Because I had dawdled a bit, the main group I'd been with left just ahead of me, and I never saw them again until the end. This was fine, as I rode with another group at my pace (with L and V -- this was a well-mentored group. ha!), and I was able to ride with different cyclists. This was fortuitous as the altitude was affecting H a little more than expected, and she and I started to fall back a bit after King's Beach (as I told G in a text: shitshow). L insisted that I eat a rice cake, which I did in addition to a bit of sandwich I'd taken from the family SAG. I was getting very grumpy at that point (I really don't like riding with strangers), and that might have had something to do with blood sugar, but at the time I insisted it was just crankiness (as it was mile 70 or so, I was rightfully tired). We headed out from lunch and climbed for a bit, and then climbed a bit more, up the dreaded Spooner (again, it wasn't bad except for the line of cars that would get stuck behind cyclists. At one point, A, G, and C passed us on the climb. LH, H, and I stopped at the water stop because we were all literally out (I drank a LOT on the ride, which was great. I really managed my hydration well the whole weekend, making for a much better experience than last year's ride in the heat of Fletcher), and continued on. As we neared the crest of the climb, we saw A, G, and C, who started running next to me (I was a snail) and started shouting "Megan! What are hills for? Who are hills for? PUSSIES" I replied that I was a candy ass, but it provided the energy to get me to power up over the last little bit and look back for H. We zoomed down the backside of Spooner, anticipating heavy cross winds, but not experiencing them at all. We were lucky, because without the winds we could look out over the water and really soak in the view.

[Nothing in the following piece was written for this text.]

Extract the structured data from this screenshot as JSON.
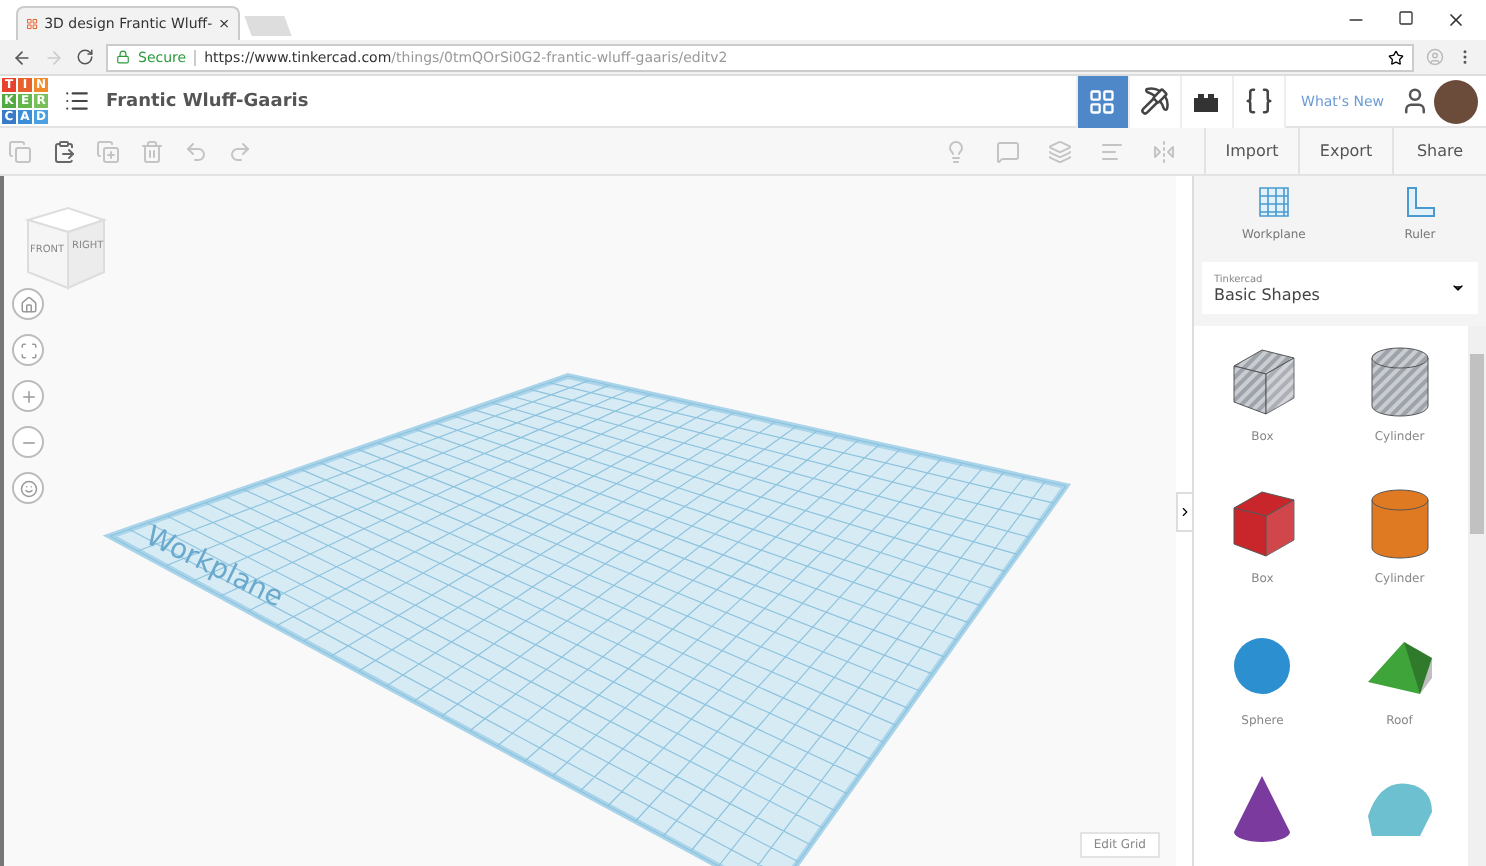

Then there were only 10 miles left. In order to stay out of my head, I changed the display to the clock. H and I rode in together, and saw C waiting up ahead about a mile out from the finish, waiting for other peaches. He joined us for the final stretch, and we insisted that H finish ahead of us as we pulled into the lot. There we were! The team that had already finished was there, cheering us in, waving and clapping and shouting and drinking, and we were done! We had ridden 98 miles (something about calibrating the computer, but others had short miles, too), and could now join our teammates and cheer in everyone else. We waited until our final teammate came in (an hour or two after we finished), cheering on the crowd in general, drinking beer, water, and jager (for Warren, a great friend of the team and last year's honored hero, who lost his 8-year battle just a few weeks ago). B and B were at the finish when I came in, got some pictures of the three of us, and it was so nice to have family at a ride.
Maximum speed: 37.6 mph
Average speed: 13.7 mph
Distance: 98.69 mi
I think I saw that I'd been on the course for 8 hours or so, but I forgot to note my actual arrival time. My bad. There are no Strava details for this ride, because I didn't use the phone -- the battery would have died well before ride completion, and I felt having a working phone was more important than additional details and a map.